Favorite Brooklyn poet(s), dead and/or alive?
Yasiin Bey (formerly Mos Def): his work is usually layered, always emotional, very chiseled (metrics) yet smooth & effortless, his content always matters. Nicole Sealey: for those very same reasons. She’s the calm storm that knows its might, yet dishes it with a level of control I rarely see in poetry. No “filler” in her work and that challenges me to think clearer about language, its uses and what my genuine plans with it are.
Favorite Brooklyn bookstore(s)?
Berl’s Poetry Shop. They have the broadest selection I’ve ever seen in poetry. I’m sure this is because its focus is poetry but it feels very well curated and not just a selection of prizewinners and best sellers. There’s a great selection of well-made small-press books there to catch your eye as well. I love it. It feels like art and not like a bookstore. All bookstores are not created equally.
Favorite places to read and write in Brooklyn (besides home, assuming you like to be there)?
Breukelen Coffeehouse is my jam, jelly and preserves. The atmosphere always feels as if everyone is concentrating. That can be and most times is, contagious. It has the perfect amount of noise and the brothas controllin’ the music in that joint got playlists I’m jealous of. Bedford Hill is cool too. On Sundays, though they only have one table, I love sitting in and eating in at Jamaica Grill on Nostrand Ave. Something gets penned every time I’m there whether it’s good or not.
Favorite places to go in Brooklyn not involving reading or writing?
Peaches. Al’s Men’s Shop. Basik. Pork Pie Hatters. Basik. The Brooklyn Museum. Basik.
Last awesome book(s)/poem(s) you read?
William Faulkner’s short story “The Bear” which appears in his short story collection Go Down Moses. In investigating my home (Mississippi) and my family’s connection to the land there, Faulkner is providing useful tension that frees me up to question why, why not, how long and whose, when I think about Mississippi land, soil, crops and the people whose bodies are most connected to it historically. Fred Moten’s poem “the derosiers of sevier” I imagine must be, to some, no different from Lance Stephenson blowing gently into the opponent LeBron James’s ear. It’s bold. The language is fresh and multimodal. It’s got a ghost in it. That ghost is the speaker. It’s tragically aware and glorious. Also, I recently ran across a poem called “Jacket Notes” by Ishmael Reed, which articulated a feeling I didn’t have the words for at the time. Ossuaries by Dionne Brand and King Me by Roger Reeves keep me fed.
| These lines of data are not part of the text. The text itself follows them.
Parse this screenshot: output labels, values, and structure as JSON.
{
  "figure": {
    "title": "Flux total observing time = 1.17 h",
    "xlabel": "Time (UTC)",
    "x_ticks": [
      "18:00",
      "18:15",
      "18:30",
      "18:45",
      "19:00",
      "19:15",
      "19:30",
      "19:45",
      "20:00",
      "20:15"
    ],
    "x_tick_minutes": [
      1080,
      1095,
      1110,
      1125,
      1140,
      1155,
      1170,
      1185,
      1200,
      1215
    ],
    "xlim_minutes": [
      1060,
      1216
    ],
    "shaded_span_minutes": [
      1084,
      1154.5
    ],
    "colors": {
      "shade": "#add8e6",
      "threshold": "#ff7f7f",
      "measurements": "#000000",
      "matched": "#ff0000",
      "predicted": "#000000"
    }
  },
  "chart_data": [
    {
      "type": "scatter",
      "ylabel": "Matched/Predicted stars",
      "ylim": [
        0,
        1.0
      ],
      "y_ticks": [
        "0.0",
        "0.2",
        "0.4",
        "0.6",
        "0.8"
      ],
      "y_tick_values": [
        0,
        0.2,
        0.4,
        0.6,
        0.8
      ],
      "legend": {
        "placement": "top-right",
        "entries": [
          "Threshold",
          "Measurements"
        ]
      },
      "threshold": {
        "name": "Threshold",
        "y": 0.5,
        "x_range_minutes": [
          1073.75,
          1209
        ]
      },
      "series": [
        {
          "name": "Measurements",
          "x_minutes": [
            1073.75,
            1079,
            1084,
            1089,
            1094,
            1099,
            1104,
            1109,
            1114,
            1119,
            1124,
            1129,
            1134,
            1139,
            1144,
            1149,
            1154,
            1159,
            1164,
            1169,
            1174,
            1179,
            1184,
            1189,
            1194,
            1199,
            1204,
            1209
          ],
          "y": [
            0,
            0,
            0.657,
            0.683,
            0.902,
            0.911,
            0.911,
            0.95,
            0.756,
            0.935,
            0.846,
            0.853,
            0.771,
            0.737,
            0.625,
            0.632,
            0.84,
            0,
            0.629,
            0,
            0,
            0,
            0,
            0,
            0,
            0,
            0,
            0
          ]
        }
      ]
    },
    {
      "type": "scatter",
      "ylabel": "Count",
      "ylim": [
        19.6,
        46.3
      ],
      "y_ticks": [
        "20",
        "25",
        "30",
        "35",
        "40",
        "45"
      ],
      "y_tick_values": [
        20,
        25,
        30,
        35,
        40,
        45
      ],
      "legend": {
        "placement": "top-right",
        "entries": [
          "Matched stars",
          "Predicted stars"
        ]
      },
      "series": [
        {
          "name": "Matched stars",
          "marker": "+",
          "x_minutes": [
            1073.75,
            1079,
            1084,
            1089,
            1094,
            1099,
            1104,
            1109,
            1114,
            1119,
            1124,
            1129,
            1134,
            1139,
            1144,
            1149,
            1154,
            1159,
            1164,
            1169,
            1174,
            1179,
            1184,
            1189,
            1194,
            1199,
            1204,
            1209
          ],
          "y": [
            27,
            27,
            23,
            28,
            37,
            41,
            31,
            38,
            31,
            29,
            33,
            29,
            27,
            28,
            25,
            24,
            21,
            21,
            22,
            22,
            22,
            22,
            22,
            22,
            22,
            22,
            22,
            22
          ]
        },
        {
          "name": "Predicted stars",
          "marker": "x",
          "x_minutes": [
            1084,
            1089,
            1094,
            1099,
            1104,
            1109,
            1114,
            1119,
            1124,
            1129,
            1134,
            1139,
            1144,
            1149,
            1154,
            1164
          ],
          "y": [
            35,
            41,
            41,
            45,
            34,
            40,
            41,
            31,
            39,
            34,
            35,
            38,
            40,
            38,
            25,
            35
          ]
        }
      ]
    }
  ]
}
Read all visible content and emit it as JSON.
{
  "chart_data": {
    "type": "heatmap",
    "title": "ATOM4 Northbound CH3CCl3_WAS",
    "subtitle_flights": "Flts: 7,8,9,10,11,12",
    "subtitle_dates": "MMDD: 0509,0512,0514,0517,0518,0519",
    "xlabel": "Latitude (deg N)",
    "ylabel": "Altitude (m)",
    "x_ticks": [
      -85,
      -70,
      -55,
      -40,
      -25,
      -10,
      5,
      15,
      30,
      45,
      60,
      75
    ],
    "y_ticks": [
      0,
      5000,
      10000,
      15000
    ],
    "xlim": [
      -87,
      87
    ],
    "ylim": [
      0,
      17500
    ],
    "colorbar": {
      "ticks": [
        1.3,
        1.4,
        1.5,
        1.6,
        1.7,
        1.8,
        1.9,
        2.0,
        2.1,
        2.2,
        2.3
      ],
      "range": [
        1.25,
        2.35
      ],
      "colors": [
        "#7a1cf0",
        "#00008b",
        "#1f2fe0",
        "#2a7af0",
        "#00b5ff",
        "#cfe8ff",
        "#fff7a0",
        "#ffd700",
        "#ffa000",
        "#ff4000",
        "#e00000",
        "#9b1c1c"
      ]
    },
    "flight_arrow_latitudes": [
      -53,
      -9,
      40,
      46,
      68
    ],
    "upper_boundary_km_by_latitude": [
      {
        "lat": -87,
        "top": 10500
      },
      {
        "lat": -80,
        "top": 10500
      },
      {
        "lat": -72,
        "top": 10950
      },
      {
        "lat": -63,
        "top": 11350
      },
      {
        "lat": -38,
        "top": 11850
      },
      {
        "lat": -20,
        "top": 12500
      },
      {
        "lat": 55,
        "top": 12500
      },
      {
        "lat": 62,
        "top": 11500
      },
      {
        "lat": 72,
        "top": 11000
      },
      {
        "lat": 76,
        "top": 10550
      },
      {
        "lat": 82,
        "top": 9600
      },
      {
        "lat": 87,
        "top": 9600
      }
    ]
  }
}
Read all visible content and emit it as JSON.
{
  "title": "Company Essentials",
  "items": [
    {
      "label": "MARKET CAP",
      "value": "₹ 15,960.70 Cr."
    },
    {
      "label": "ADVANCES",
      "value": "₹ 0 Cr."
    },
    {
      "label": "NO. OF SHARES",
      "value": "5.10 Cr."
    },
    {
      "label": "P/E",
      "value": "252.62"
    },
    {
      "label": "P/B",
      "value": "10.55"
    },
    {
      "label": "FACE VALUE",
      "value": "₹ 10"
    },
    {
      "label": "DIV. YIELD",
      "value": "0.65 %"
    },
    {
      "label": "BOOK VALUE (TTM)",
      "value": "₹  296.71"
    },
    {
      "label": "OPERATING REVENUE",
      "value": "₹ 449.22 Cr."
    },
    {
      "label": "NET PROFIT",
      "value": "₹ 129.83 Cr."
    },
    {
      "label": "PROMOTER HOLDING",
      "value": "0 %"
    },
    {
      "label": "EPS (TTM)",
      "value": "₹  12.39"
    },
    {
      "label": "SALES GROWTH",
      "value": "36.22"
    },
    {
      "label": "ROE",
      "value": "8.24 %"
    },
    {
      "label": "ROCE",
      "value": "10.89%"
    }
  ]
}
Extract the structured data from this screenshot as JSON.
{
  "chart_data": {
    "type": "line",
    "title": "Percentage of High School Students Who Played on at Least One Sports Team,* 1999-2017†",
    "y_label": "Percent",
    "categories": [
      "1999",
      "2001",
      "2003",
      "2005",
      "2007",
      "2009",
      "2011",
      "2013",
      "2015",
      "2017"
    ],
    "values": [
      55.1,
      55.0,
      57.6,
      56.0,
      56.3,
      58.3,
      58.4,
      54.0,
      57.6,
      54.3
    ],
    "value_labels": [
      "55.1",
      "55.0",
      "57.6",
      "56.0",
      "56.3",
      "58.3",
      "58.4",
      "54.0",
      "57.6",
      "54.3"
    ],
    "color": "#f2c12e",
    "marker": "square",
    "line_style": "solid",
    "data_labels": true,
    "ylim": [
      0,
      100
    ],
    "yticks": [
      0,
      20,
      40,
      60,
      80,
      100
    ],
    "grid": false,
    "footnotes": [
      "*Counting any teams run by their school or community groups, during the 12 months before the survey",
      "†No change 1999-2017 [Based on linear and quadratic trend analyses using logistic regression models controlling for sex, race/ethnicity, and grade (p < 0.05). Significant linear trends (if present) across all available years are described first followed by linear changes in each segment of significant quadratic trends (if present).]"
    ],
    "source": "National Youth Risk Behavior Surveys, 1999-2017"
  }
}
Fill in the blanks in these lines by Whitman:
I celebrate, I’m told, too seldom, me,
And what I fail to love you should let love you,
For every beat in the heart of me as good be beats
of a song, for you.
If you have time, write a nine-line poem using these end-words (in whatever order) from Jay Z’s “Brooklyn Go Hard”: father, Dodger, jack, rob, sin, pen, love, Brooklyn, Biggie.
most heavenly merciful all knowing gracious father
I pray that I dodgershe owns the air around the heads in a house and don’t bring jack
her stringent knowing knows no sway no yolk but takes yellow her sin
threaded in how to cop some cool an astuteness she wears will robher of what she sought gritty charm little hustle not fitting her pen
will dried up in her hair from her head vodka soda redistilling her lovebrunch scrunched in her teeth it’s all just to say she lives in brooklyn
self portrait frontin’ a mural of b.i.g. g.i.e. aka b.i.g get it? Biggie
Why Brooklyn?
I’ve always wanted to live on another planet.